A filiação é a relação de parentesco consanguíneo ou não, que liga uma pessoa àquelas que a geraram ou a receberam como se tivessem gerado. Todas as regras sobre parentesco estruturam-se a partir da noção de filiação. A constituição de 1988 estabeleceu absoluta igualdade entre todos os filhos, não admitindo mais a distinção entre filiação legítima ou ilegítima, segundo os pais fossem casados ou não, e adotiva, que existia no Código Civil de 1916.
A adoção corresponde ao ato jurídico pelo qual uma pessoa recebe outra como filho, independentemente de existir entre elas qualquer relação de parentesco consanguíneo ou afim. Há que se ressaltar que, além da filiação biológica ou natural, que é aquela que resulta da concepção, há também a filiação sociológica, que surge com a adoção.
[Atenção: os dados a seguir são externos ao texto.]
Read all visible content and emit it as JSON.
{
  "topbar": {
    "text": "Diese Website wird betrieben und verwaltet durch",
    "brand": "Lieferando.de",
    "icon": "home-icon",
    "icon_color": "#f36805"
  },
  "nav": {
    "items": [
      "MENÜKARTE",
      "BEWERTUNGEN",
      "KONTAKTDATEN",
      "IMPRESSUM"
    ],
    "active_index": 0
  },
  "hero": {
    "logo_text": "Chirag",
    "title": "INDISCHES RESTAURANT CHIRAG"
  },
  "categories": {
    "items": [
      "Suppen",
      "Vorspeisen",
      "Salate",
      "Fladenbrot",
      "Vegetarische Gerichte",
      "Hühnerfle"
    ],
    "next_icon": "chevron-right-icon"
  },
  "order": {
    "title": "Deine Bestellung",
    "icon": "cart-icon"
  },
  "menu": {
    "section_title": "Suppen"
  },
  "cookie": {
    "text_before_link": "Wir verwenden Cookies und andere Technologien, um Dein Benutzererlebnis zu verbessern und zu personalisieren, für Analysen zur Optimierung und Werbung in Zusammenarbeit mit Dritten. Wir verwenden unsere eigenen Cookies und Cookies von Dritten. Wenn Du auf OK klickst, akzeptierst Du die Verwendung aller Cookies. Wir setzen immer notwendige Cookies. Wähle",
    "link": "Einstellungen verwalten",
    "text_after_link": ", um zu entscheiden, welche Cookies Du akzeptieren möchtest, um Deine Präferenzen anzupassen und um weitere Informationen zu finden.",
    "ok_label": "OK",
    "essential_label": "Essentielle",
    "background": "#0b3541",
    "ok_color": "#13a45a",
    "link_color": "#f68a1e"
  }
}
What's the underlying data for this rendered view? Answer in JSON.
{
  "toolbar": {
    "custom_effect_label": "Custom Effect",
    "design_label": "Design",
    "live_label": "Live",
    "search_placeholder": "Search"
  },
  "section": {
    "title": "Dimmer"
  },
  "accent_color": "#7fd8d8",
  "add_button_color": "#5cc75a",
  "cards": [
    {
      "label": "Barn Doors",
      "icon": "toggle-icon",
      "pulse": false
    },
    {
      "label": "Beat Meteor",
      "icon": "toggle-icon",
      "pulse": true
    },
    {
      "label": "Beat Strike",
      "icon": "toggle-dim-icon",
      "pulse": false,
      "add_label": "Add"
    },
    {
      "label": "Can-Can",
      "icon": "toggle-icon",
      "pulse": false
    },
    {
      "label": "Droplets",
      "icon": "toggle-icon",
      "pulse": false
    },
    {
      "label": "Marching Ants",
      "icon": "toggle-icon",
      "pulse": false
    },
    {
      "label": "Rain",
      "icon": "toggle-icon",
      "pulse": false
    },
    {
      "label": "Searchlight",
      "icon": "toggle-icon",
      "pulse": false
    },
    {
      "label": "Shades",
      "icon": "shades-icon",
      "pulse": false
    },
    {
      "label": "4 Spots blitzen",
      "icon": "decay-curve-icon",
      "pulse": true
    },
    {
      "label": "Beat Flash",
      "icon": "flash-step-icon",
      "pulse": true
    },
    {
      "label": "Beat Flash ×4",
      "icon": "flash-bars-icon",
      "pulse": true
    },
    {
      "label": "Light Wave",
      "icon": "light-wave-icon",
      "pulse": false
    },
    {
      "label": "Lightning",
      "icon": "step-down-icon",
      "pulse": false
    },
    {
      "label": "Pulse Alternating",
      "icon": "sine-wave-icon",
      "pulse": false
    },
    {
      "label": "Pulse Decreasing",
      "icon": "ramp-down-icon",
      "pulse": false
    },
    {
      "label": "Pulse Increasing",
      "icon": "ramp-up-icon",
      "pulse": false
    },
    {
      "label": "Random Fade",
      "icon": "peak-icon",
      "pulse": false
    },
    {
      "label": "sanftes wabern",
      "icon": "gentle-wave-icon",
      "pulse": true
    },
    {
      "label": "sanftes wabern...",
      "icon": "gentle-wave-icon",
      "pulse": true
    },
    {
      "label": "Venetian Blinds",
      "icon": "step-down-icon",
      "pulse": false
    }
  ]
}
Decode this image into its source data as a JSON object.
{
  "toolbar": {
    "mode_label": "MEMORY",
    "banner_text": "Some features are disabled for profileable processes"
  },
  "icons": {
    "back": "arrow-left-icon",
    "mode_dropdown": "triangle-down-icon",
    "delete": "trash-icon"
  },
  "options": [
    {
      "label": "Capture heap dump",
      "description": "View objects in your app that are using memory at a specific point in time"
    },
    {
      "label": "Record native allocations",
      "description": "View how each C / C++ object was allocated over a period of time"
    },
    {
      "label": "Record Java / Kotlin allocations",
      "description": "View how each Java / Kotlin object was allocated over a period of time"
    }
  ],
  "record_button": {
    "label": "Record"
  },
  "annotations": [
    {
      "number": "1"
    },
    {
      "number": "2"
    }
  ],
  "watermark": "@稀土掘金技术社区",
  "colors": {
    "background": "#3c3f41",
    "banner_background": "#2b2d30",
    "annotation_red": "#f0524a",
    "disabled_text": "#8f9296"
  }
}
Esta tem embasamento legal no Estatuto da Criança e do Adolescente (Lei nº 8.069/90) e no Código Civil Brasileiro.

FAMÍLIA

Primeiramente, cumpre-nos conceituar o que seja família; para tanto, nos valeremos da conceituação dada por De Plácido e Silva[1] em seu dicionário jurídico, que nos traz a seguinte definição:
Família: Derivado do latim família, de famel (escravo, doméstico), é geralmente tido em sentido restrito, como a sociedade matrimonial, da qual o chefe é o marido, sendo mulher e filhos associados dela.
Neste sentido, então, família compreendem simplesmente os cônjuges e sua progênie. E se constitui, desde logo, pelo casamento.
Na tecnologia do Direito Civil, entanto exprime simplesmente a sociedade conjugal, atendida no seu caráter de legitimidade, que se distingue de todas as relações jurídicas desse gênero. E, assim, compreende somente a reunião de pessoas ligadas entre si pelo vínculo de consanguinidade, de afinidade ou de parentesco, até os limites prefixados em lei. Ou seja, o conjunto de pessoas vinculadas economicamente e submetidas à autoridade de uma pessoa, que as chefia e as representa.
Pedro Nunes[2] também trouxe a conceituação de família em sua obra Dicionário de Tecnologia Jurídica. Família seria um grupo de indivíduos que por consanguinidade descendem de um tronco ancestral comum, e que utilizam o mesmo sobrenome.
Segundo ensinamento do professor Carlos Roberto Gonçalves[3], o Código Civil apresenta definição restrita, considerando membros da família as pessoas unidas por relação conjugal ou de parentesco. A família contemporânea é formada por afeto e por laços consanguíneos, de acordo com as mudanças através do tempo, costumes e pelo direito.
Ainda segundo o citado professor[4], a família compreende os cônjuges ou companheiros, os parentes e os afins. Para fins sucessórios o conceito de família é restringido aos parentes consanguíneos em linha reta e aos colaterais até o quarto grau.
E continua a respeito classificação dos vínculos familiares dentro da sociedade conjugal:
O conjugal, existente entre os cônjuges; o de parentesco, que reúne os seus integrantes em torno de um tronco comum, descendendo uns dos outros ou não; e o de afinidade, estabelecido entre um cônjuge e os parentes do outro. O direito de família regula exatamente as relações entre os seus diversos membros e as consequências que delas resultam para as pessoas e bens. O objeto do direito de família é, pois, o complexo de disposições, pessoais e patrimoniais, que se origina do entrelaçamento das múltiplas relações estabelecidas entre os componentes da entidade familiar.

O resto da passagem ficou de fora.